With a Foreword by Larry Dossey
North Atlantic Books (2018)
Reviewed by Sky McCain
“We are the dream of the ancestors come to life”
“We dreamed you into the future”
The title and subtitle of this book accurately describe the contents. It is a book of instructions handed down from generation to generation of wise elders about how to live in harmony with each other and all Creation. These stories from their elders make up a set of sacred teachings that guide Native Americans in a way of life aimed at the restoration of the health and well-being of Mother Earth. They are sacred instructions. They emerged from indigenous wisdom and are the foundation of spirit-based change. This change was prophesied by several indigenous leaders, some ancient and some in modern times. Indigenous peoples from all across the Earth are saying that we are now living in a time of prophecy. This author feels that she and others of like mind have the responsibility of …dreaming the next seven generations into being.

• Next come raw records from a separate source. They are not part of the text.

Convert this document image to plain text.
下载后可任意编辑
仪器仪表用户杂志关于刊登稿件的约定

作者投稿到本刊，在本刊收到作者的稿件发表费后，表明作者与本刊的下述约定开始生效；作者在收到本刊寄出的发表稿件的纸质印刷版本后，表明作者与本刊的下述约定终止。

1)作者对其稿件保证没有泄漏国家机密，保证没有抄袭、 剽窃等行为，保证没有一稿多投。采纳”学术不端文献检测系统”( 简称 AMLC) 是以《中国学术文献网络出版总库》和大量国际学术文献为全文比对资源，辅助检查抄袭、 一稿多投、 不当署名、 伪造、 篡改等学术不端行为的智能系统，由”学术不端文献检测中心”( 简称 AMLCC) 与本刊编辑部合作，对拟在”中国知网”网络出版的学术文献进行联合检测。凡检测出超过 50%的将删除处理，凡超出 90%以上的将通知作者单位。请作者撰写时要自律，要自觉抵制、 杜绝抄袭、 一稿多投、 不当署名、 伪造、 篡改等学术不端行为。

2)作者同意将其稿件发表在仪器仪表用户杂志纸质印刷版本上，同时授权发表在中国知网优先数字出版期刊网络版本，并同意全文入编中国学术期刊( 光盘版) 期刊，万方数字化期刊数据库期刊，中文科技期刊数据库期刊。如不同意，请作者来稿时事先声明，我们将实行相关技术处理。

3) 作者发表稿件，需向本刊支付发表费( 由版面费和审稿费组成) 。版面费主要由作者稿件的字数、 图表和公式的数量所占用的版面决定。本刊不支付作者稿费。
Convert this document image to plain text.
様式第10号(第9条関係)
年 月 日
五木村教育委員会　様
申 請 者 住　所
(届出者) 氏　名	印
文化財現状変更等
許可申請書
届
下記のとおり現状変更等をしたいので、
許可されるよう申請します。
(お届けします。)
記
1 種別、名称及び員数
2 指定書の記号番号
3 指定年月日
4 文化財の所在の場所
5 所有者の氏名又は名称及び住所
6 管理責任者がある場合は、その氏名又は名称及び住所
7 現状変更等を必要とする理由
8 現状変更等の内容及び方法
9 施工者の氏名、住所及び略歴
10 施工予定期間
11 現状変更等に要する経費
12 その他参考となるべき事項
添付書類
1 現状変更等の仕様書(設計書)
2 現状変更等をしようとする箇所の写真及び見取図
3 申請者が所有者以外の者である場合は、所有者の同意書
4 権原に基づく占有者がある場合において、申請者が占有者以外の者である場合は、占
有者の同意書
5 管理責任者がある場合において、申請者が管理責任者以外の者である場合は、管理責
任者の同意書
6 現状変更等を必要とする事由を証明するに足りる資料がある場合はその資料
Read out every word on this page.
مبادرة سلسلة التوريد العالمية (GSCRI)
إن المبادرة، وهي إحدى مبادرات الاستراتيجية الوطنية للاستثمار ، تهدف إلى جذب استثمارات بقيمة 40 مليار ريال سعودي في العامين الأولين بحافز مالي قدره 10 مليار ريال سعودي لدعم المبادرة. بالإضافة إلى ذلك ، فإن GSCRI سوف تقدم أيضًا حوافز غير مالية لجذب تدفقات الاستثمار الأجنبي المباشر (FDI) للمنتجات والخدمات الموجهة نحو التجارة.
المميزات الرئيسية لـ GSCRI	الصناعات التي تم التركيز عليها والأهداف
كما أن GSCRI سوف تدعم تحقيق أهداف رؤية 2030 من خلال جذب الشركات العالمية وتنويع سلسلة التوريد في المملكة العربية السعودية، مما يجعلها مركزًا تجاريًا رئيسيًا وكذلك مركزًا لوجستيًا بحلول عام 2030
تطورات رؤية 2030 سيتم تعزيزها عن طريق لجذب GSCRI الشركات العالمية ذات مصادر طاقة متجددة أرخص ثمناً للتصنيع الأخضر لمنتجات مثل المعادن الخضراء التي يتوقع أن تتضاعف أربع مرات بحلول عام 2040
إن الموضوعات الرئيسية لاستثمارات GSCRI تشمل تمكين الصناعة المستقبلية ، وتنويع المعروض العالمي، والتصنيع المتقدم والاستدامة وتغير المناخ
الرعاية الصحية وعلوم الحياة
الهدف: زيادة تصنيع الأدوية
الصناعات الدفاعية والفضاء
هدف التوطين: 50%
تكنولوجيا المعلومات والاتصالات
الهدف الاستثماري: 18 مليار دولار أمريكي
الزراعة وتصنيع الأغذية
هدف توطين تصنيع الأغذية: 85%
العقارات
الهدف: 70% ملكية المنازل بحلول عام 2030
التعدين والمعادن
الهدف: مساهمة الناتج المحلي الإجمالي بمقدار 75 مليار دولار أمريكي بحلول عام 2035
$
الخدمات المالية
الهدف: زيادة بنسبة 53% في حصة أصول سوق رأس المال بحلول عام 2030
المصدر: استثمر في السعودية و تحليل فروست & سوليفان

Mitchell’s journey along the path of indigenous wisdom starts with a reminder that songs, stories and mythologies all speak about and help, through the aid of rituals, cement the foundational belief in the interrelatedness of all beings in the four main spheres of Earth including the sun and the moon. She also explains how we don’t need an intermediary between us and the Creator. There are true spiritual guides who are interested in helping us to access the inner teacher who is essential in our efforts to develop an inner sense of our personal truth and path. This truth was sparked by a vision she had where she saw her face reflected back to her from everyone she met. Thus, she realised that interconnectedness revealed an all encompassing wholeness, and oneness, with no separation from other beings.
Furthermore, the class of beings includes not only the whole surface of Earth but the sun and the moon. From the point of view of indigenous wisdom, interrelatedness is more than just a belief; it is a felt sense of love, respect, and reverence for Earth itself. Sacred Instructions is actually about how indigenous peoples, in this case, Native Americans, express this love and how it informs their behaviour towards each other, other-than-human beings and essentially their whole environment.
Mitchell writes about her heartfelt experience with views on indigenous rights, environmental justice, and spiritual change. These topics and several others are woven into her personal stories and, with the help of her ancestors and indigenous elders, reflect and enliven their wise teachings and connection to the Creator. Mitchell makes the most of her extensive learning by melding current social issues into an easily understood historical perspective. She weaves clarity into many complex issues diffused with darkness brought on by the shadow of a patriarchal, cynical and materialistic society.
In addition to her three primary themes, the book is packed with supporting topics written in a fast moving and personal manner that will hold your interest and perhaps serve as a reminder that the hinges are coming loose from the doors of our capitalistic/materialistic culture. These include examples of how to deal with conflict by establishing trust and the harmonisation of interests, learning to trust our inner teacher and finding that families are often our greatest teachers.
Mitchell speaks forcefully about the impact of colonialism on native peoples and points out that Colonialism has led us all to the brink of destruction. She explains how the pain of trauma can be transferred from one generation to the next which results in torment and despair. There is also group trauma which can turn into cognitive distortions. It is sometimes difficult to move on when one is reminded of past hostilities like the Inyan Ska (massacre at Whitestone Hill) in North Dakota. The Dakota Access pipeline was constructed through the gravesites. LaDonna Brave Bull Allard, the founder of Standing Rock Sioux Camp tells the story passed down to her from her great grandmother Mary Big Moccasin.
There are also highly informative discussions about the factors that drive tyranny. These include conquest, domination and a hierarchical social structure rather than a cooperative one. I was especially impressed by how Mitchell includes examples and remedies for these harmful practices.
Our culture’s agreement that humans have an inherent right to thrive in our environment is inextricably connected to the responsibility to share and cooperate not only with other humans, but on a grand scale with the planet and all life. In other words, we don’t have an exclusive right to thrive.